Goldman Sachs chief economist Jan Hatzius, in his latest report, also indicated that the Fed is likely to slow the pace of rate cuts going forward. He removed his expectation of a January rate cut and anticipates a total of three rate cuts in March, June, and September of next year.

Shortly after the Fed's announcement, the Qatar Central Bank cut its deposit rate by 30 basis points. Since December, several major economies have announced rate cuts. The Bank of Canada cut rates by 50 basis points on December 11th; the European Central Bank cut by 25 basis points on December 12th, its fourth cut of the year; the Swiss National Bank unexpectedly cut by 50 basis points on December 12th, its largest cut since January 2015; the State Bank of Pakistan cut by 200 basis points to 13% on December 16th; the Bank Al-Maghrib cut to 2.5% on December 17th; and the Governor of the Central Bank of Chile indicated further cuts were likely at the appropriate time. The Bank of England is expected to keep its policy rate at 4.75%, maintaining a gradual approach; meanwhile, market expectations are rising for a Bank of Japan rate hike, with Nomura Securities predicting a 25-basis-point increase to 0.5% this week.

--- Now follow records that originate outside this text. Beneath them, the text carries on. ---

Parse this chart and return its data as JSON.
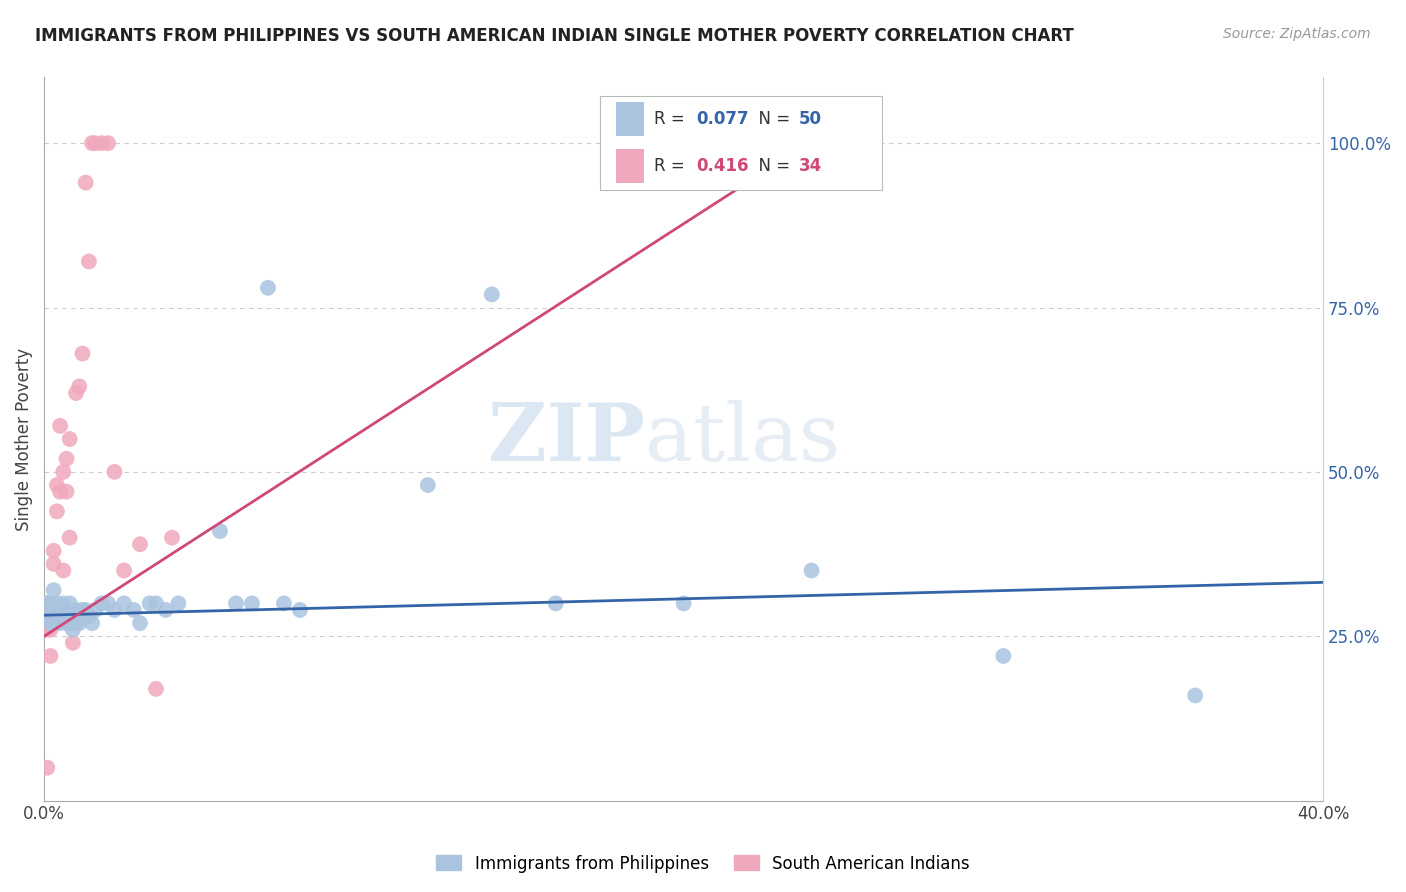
{
  "title": "IMMIGRANTS FROM PHILIPPINES VS SOUTH AMERICAN INDIAN SINGLE MOTHER POVERTY CORRELATION CHART",
  "source": "Source: ZipAtlas.com",
  "ylabel": "Single Mother Poverty",
  "xlim": [
    0.0,
    0.4
  ],
  "ylim": [
    0.0,
    1.1
  ],
  "grid_color": "#cccccc",
  "background_color": "#ffffff",
  "watermark_zip": "ZIP",
  "watermark_atlas": "atlas",
  "blue_color": "#aac4e0",
  "pink_color": "#f0a8bc",
  "blue_line_color": "#3465a8",
  "pink_line_color": "#d04878",
  "legend_label1": "Immigrants from Philippines",
  "legend_label2": "South American Indians",
  "blue_R": "0.077",
  "blue_N": "50",
  "pink_R": "0.416",
  "pink_N": "34",
  "blue_scatter_x": [
    0.001,
    0.001,
    0.002,
    0.002,
    0.003,
    0.003,
    0.003,
    0.004,
    0.004,
    0.005,
    0.005,
    0.006,
    0.006,
    0.007,
    0.007,
    0.008,
    0.008,
    0.009,
    0.009,
    0.01,
    0.01,
    0.011,
    0.012,
    0.013,
    0.014,
    0.015,
    0.016,
    0.018,
    0.02,
    0.022,
    0.025,
    0.028,
    0.03,
    0.033,
    0.035,
    0.038,
    0.042,
    0.055,
    0.06,
    0.065,
    0.07,
    0.075,
    0.08,
    0.12,
    0.14,
    0.16,
    0.2,
    0.24,
    0.3,
    0.36
  ],
  "blue_scatter_y": [
    0.3,
    0.28,
    0.3,
    0.27,
    0.32,
    0.29,
    0.27,
    0.28,
    0.3,
    0.27,
    0.29,
    0.28,
    0.3,
    0.29,
    0.27,
    0.27,
    0.3,
    0.28,
    0.26,
    0.29,
    0.27,
    0.27,
    0.29,
    0.29,
    0.28,
    0.27,
    0.29,
    0.3,
    0.3,
    0.29,
    0.3,
    0.29,
    0.27,
    0.3,
    0.3,
    0.29,
    0.3,
    0.41,
    0.3,
    0.3,
    0.78,
    0.3,
    0.29,
    0.48,
    0.77,
    0.3,
    0.3,
    0.35,
    0.22,
    0.16
  ],
  "pink_scatter_x": [
    0.001,
    0.001,
    0.001,
    0.002,
    0.002,
    0.002,
    0.003,
    0.003,
    0.004,
    0.004,
    0.005,
    0.005,
    0.006,
    0.006,
    0.007,
    0.007,
    0.008,
    0.008,
    0.009,
    0.01,
    0.011,
    0.012,
    0.013,
    0.014,
    0.015,
    0.016,
    0.018,
    0.02,
    0.022,
    0.025,
    0.03,
    0.035,
    0.04,
    0.23
  ],
  "pink_scatter_y": [
    0.3,
    0.26,
    0.05,
    0.29,
    0.26,
    0.22,
    0.38,
    0.36,
    0.48,
    0.44,
    0.57,
    0.47,
    0.5,
    0.35,
    0.52,
    0.47,
    0.4,
    0.55,
    0.24,
    0.62,
    0.63,
    0.68,
    0.94,
    0.82,
    1.0,
    1.0,
    1.0,
    1.0,
    0.5,
    0.35,
    0.39,
    0.17,
    0.4,
    1.0
  ],
  "blue_trend_x": [
    0.0,
    0.4
  ],
  "blue_trend_y": [
    0.282,
    0.332
  ],
  "pink_trend_x": [
    0.0,
    0.255
  ],
  "pink_trend_y": [
    0.25,
    1.05
  ],
  "ytick_positions": [
    0.25,
    0.5,
    0.75,
    1.0
  ],
  "ytick_labels": [
    "25.0%",
    "50.0%",
    "75.0%",
    "100.0%"
  ]
}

Zhongxing Securities chief economist Dong Zhongyun analyzed that the commonality across central banks' rate cuts is declining inflation toward targets, weak economic growth, and uncertainty surrounding potential increased trade friction following a potential Trump administration, shifting the focus of monetary policy towards stabilizing the economy. However, the continued strength of the US economy and recent inflation rebound, coupled with market concerns that a Trump return could exacerbate inflationary risks, are creating headwinds for the Feds rate-cutting path, leading to a policy stance oscillating between hawkish and dovish stances, resulting in heightened uncertainty.

In conclusion, the Fed's 25-basis-point rate cut and its signaling of a slower pace reflect a complex interplay between economic data and inflation expectations. The future direction of the Fed's monetary policy will depend on evolving economic data and the assessment of potential risks. The diverse monetary policy responses of other global central banks further add to uncertainty in the global economy.